South Australian senator Nick Xenophon tried to get a bit of mileage out the same question, and Prime Minister Turnbull threw a sop to the climate-sceptics in his party-room by calling the event a “wake up call” on renewables.
What none of the leaders have acknowledged, however, is that the 1950s centralised power model that fell over on Wednesday is already doomed – with or without the wind-farms so despised by the likes of Mr Joyce.
We’re all in the dark
The news media, too, has been slow to throw off the idea that large power stations, owned by energy-generation oligopolists, will continue to dominate 21st century power supply.
They won’t, because while politicians bicker and the media weigh one centralised-power argument against another, in the background an unstoppable energy revolution is underway.
The New Daily covered this historic shift a year ago, when it became clear that new technologies were unleashing market forces that will overtake the centralised model.
The key technologies are solar power and a new generation battery storage systems that give households and businesses the ability to sell, as well as buy power.
Lithium-ion batteries such as the Powerwall, now being sold into Australia by electric-car manufacturer Tesla, put power ‘consumers’ in control.
Whether the storage systems are charged by roof-top solar, by some distant wind, gas or coal-fired station, or whether they are kept topped-up by excess energy from a local-council owned storage facility, these systems will allow users to buy and sell energy with any source they choose.
In power markets, peer-to-peer trading through existing grids will ensure that if an interstate interconnector blows up, smaller regional and local grids won’t fall over.
And energy trading won’t just be between giant energy firms and consumers.

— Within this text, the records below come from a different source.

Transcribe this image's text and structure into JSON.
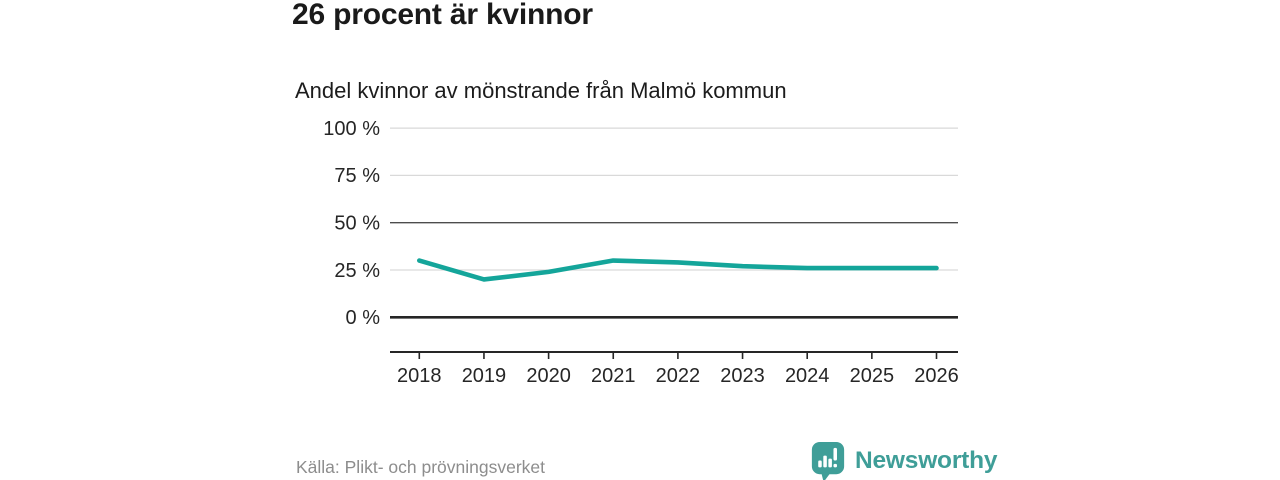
{
  "header": {
    "note": ""
  },
  "chart_data": {
    "type": "line",
    "title": "26 procent är kvinnor",
    "subtitle": "Andel kvinnor av mönstrande från Malmö kommun",
    "x": [
      "2018",
      "2019",
      "2020",
      "2021",
      "2022",
      "2023",
      "2024",
      "2025",
      "2026"
    ],
    "series": [
      {
        "name": "Andel kvinnor av mönstrande",
        "values": [
          30,
          20,
          24,
          30,
          29,
          27,
          26,
          26,
          26
        ],
        "color": "#14a59a"
      }
    ],
    "xlabel": "",
    "ylabel": "",
    "ylim": [
      0,
      100
    ],
    "yticks": [
      0,
      25,
      50,
      75,
      100
    ],
    "ytick_suffix": " %",
    "grid": true,
    "legend": "none"
  },
  "footer": {
    "source": "Källa: Plikt- och prövningsverket",
    "brand": "Newsworthy"
  },
  "colors": {
    "line_teal": "#14a59a",
    "brand_teal": "#3f9e98",
    "title_text": "#1a1a1a",
    "axis_text": "#262626",
    "muted_text": "#8d8d8d",
    "gridline_light": "#d9d9d9"
  }
}
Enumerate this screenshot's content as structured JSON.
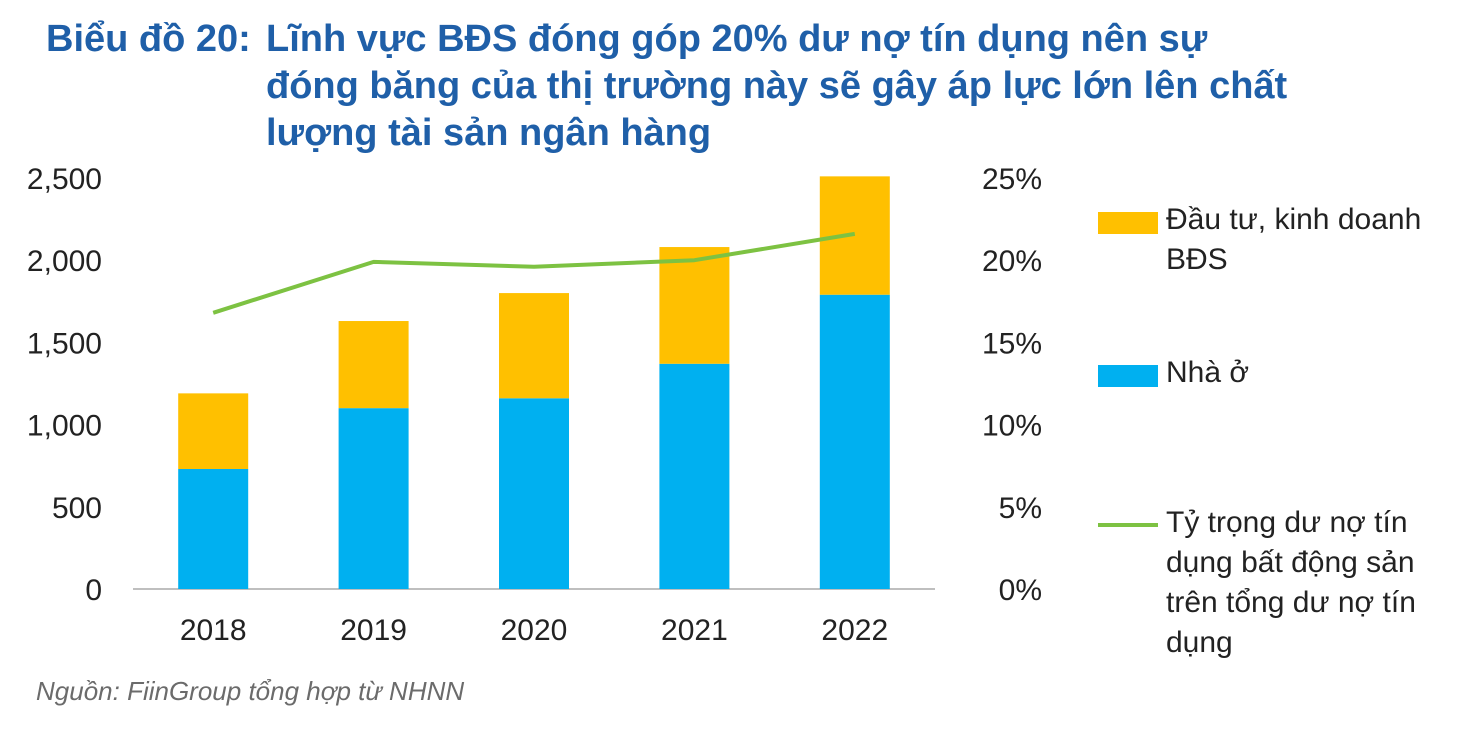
{
  "title": {
    "prefix": "Biểu đồ 20:",
    "line1": "Lĩnh vực BĐS đóng góp 20% dư nợ tín dụng nên sự",
    "line2": "đóng băng của thị trường này sẽ gây áp lực lớn lên chất",
    "line3": "lượng tài sản ngân hàng"
  },
  "source": "Nguồn: FiinGroup tổng hợp từ NHNN",
  "colors": {
    "housing": "#00b0f0",
    "investment": "#ffc000",
    "ratio": "#7dc242",
    "title": "#1f5fa8"
  },
  "legend": [
    {
      "label_line1": "Đầu tư, kinh doanh",
      "label_line2": "BĐS"
    },
    {
      "label_line1": "Nhà ở"
    },
    {
      "label_line1": "Tỷ trọng dư nợ tín",
      "label_line2": "dụng bất động sản",
      "label_line3": "trên tổng dư nợ tín",
      "label_line4": "dụng"
    }
  ],
  "chart_data": {
    "type": "bar",
    "stacked": true,
    "categories": [
      "2018",
      "2019",
      "2020",
      "2021",
      "2022"
    ],
    "series": [
      {
        "name": "Nhà ở",
        "values": [
          730,
          1100,
          1160,
          1370,
          1790
        ]
      },
      {
        "name": "Đầu tư, kinh doanh BĐS",
        "values": [
          460,
          530,
          640,
          710,
          720
        ]
      }
    ],
    "line_series": {
      "name": "Tỷ trọng dư nợ tín dụng bất động sản trên tổng dư nợ tín dụng",
      "values": [
        0.168,
        0.199,
        0.196,
        0.2,
        0.216
      ]
    },
    "ylim": [
      0,
      2500
    ],
    "yticks": [
      "0",
      "500",
      "1,000",
      "1,500",
      "2,000",
      "2,500"
    ],
    "y2lim": [
      0,
      0.25
    ],
    "y2ticks": [
      "0%",
      "5%",
      "10%",
      "15%",
      "20%",
      "25%"
    ],
    "legend_position": "right"
  }
}
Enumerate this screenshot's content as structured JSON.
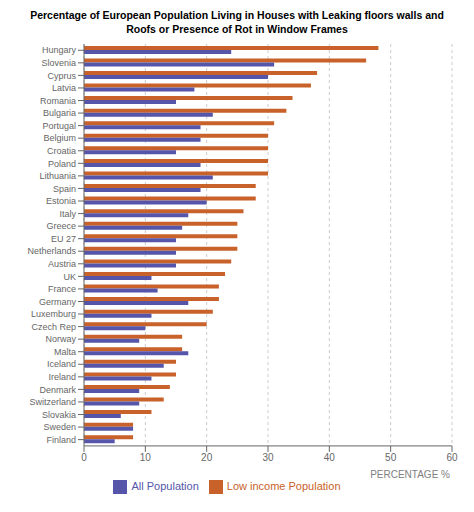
{
  "chart_data": {
    "type": "bar",
    "orientation": "horizontal",
    "title": "Percentage of European Population Living in Houses with Leaking floors walls and\nRoofs or Presence of Rot in Window Frames",
    "xlabel": "PERCENTAGE %",
    "categories": [
      "Hungary",
      "Slovenia",
      "Cyprus",
      "Latvia",
      "Romania",
      "Bulgaria",
      "Portugal",
      "Belgium",
      "Croatia",
      "Poland",
      "Lithuania",
      "Spain",
      "Estonia",
      "Italy",
      "Greece",
      "EU 27",
      "Netherlands",
      "Austria",
      "UK",
      "France",
      "Germany",
      "Luxemburg",
      "Czech Rep",
      "Norway",
      "Malta",
      "Iceland",
      "Ireland",
      "Denmark",
      "Switzerland",
      "Slovakia",
      "Sweden",
      "Finland"
    ],
    "series": [
      {
        "name": "Low income Population",
        "color": "#c8622a",
        "values": [
          48,
          46,
          38,
          37,
          34,
          33,
          31,
          30,
          30,
          30,
          30,
          28,
          28,
          26,
          25,
          25,
          25,
          24,
          23,
          22,
          22,
          21,
          20,
          16,
          16,
          15,
          15,
          14,
          13,
          11,
          8,
          8
        ]
      },
      {
        "name": "All Population",
        "color": "#5555aa",
        "values": [
          24,
          31,
          30,
          18,
          15,
          21,
          19,
          19,
          15,
          19,
          21,
          19,
          20,
          17,
          16,
          15,
          15,
          15,
          11,
          12,
          17,
          11,
          10,
          9,
          17,
          13,
          11,
          9,
          9,
          6,
          8,
          5
        ]
      }
    ],
    "xlim": [
      0,
      60
    ],
    "xticks": [
      0,
      10,
      20,
      30,
      40,
      50,
      60
    ],
    "grid": true,
    "legend": "bottom"
  }
}
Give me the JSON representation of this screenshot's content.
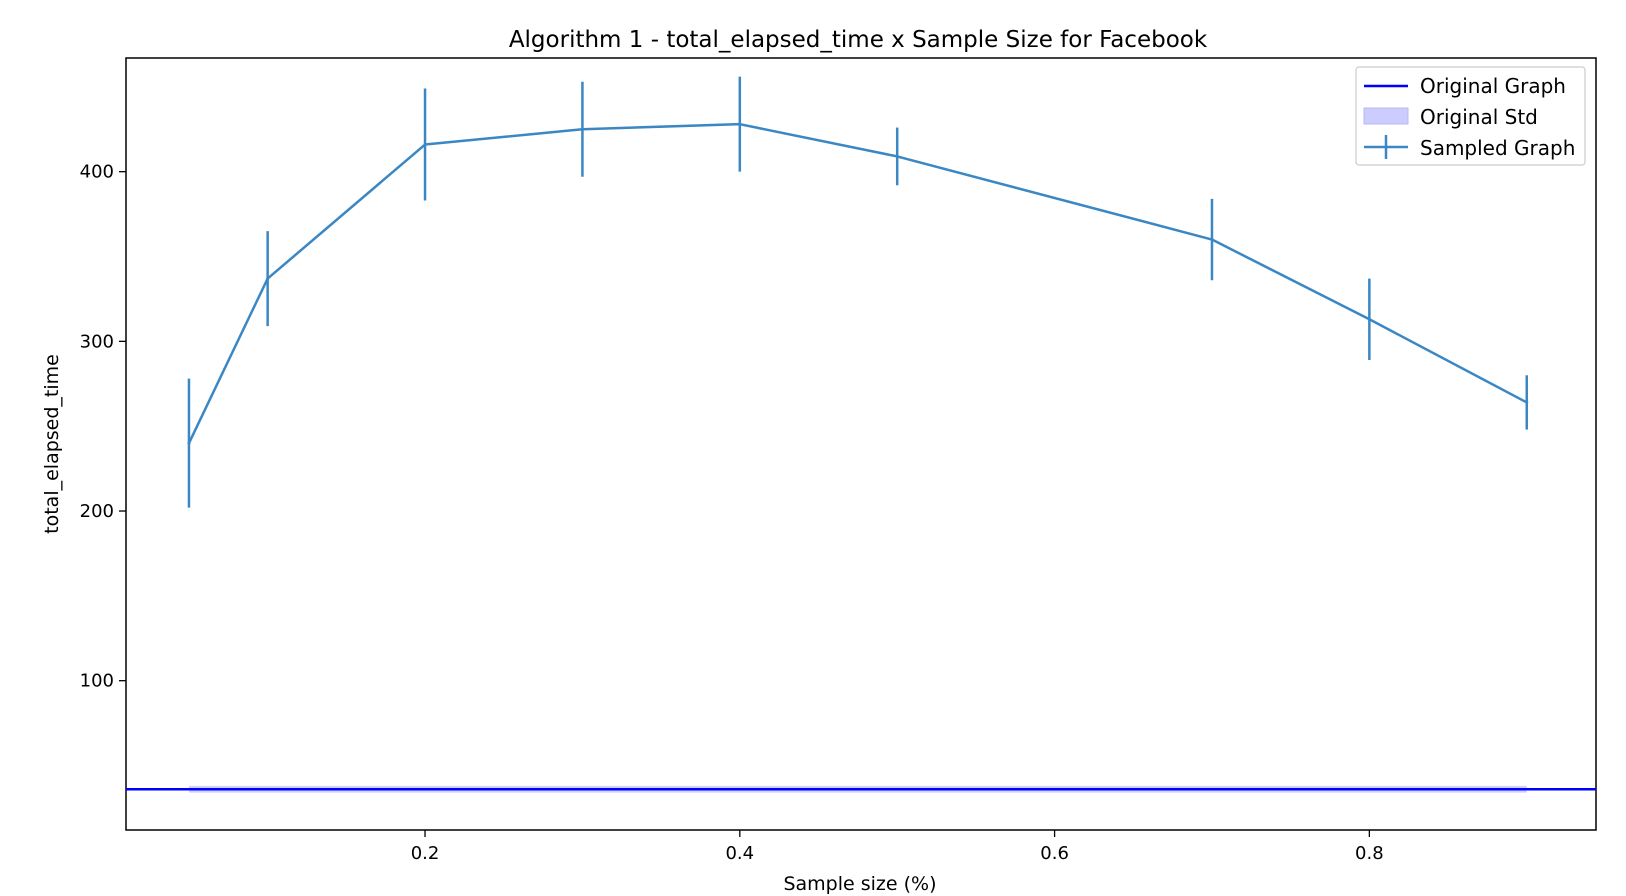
{
  "chart_data": {
    "type": "line",
    "title": "Algorithm 1 - total_elapsed_time x Sample Size for Facebook",
    "xlabel": "Sample size (%)",
    "ylabel": "total_elapsed_time",
    "xlim": [
      0.01,
      0.944
    ],
    "ylim": [
      12,
      467
    ],
    "xticks": [
      0.2,
      0.4,
      0.6,
      0.8
    ],
    "xtick_labels": [
      "0.2",
      "0.4",
      "0.6",
      "0.8"
    ],
    "yticks": [
      100,
      200,
      300,
      400
    ],
    "ytick_labels": [
      "100",
      "200",
      "300",
      "400"
    ],
    "grid": false,
    "legend_position": "top-right",
    "legend": [
      "Original Graph",
      "Original Std",
      "Sampled Graph"
    ],
    "series": [
      {
        "name": "Original Graph",
        "kind": "hline",
        "y": 36,
        "std": 2,
        "std_x_range": [
          0.05,
          0.9
        ],
        "color": "#0000ff",
        "std_color": "#ccccff"
      },
      {
        "name": "Sampled Graph",
        "kind": "errorbar",
        "color": "#3a87c4",
        "x": [
          0.05,
          0.1,
          0.2,
          0.3,
          0.4,
          0.5,
          0.7,
          0.8,
          0.9
        ],
        "y": [
          240,
          337,
          416,
          425,
          428,
          409,
          360,
          313,
          264
        ],
        "yerr": [
          38,
          28,
          33,
          28,
          28,
          17,
          24,
          24,
          16
        ]
      }
    ]
  }
}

Already, if a large shopping centre with a solar array on its roof is generating too much power on a sunny day, it can use a ‘wheeling access arrangement’ to ‘wheel’ that energy to another buyer looking for cheaper power – a large factory, for instance.
Jemma Green, co-founder of the Perth-based energy start-up Power Ledger says that soon this kind of arrangement will become available to anyone who needs to buy and sell power “peer to peer” – including households.
Her firm has developed a sophisticated “energy trading platform, allowing people to buy and sell power without using an electricity retailer”.
It’s important to note that the energy grid infrastructure in South Australia, or anywhere else, will be the means through which peer-to-peer selling will take place – and to that extent will still be a monopoly.
And base-load power from centralised power stations will still move across those grids – though as a smaller percentage of the energy used.
Importantly, given the South Australian power failure, supply cannot be destroyed by freak weather events, or, as seen twice in the Crimean Peninsula in the past year, by terrorist attacks.
Large commercial peer-to-peer trading is already taking place and small scale trading is on its way – New Zealand energy firm Vector is pressing ahead with a trial of the Power Ledger trading platform, and Ms Green tells me her firm has begun a capital-raising scheme which is attracting international investors.
Which firms ultimately prosper in the smart-grid future is yet to be seen.
But one thing is certain – politicians trying to impose their preferred energy mix on Australia consumers will find they are only tilting at windmills, so to speak.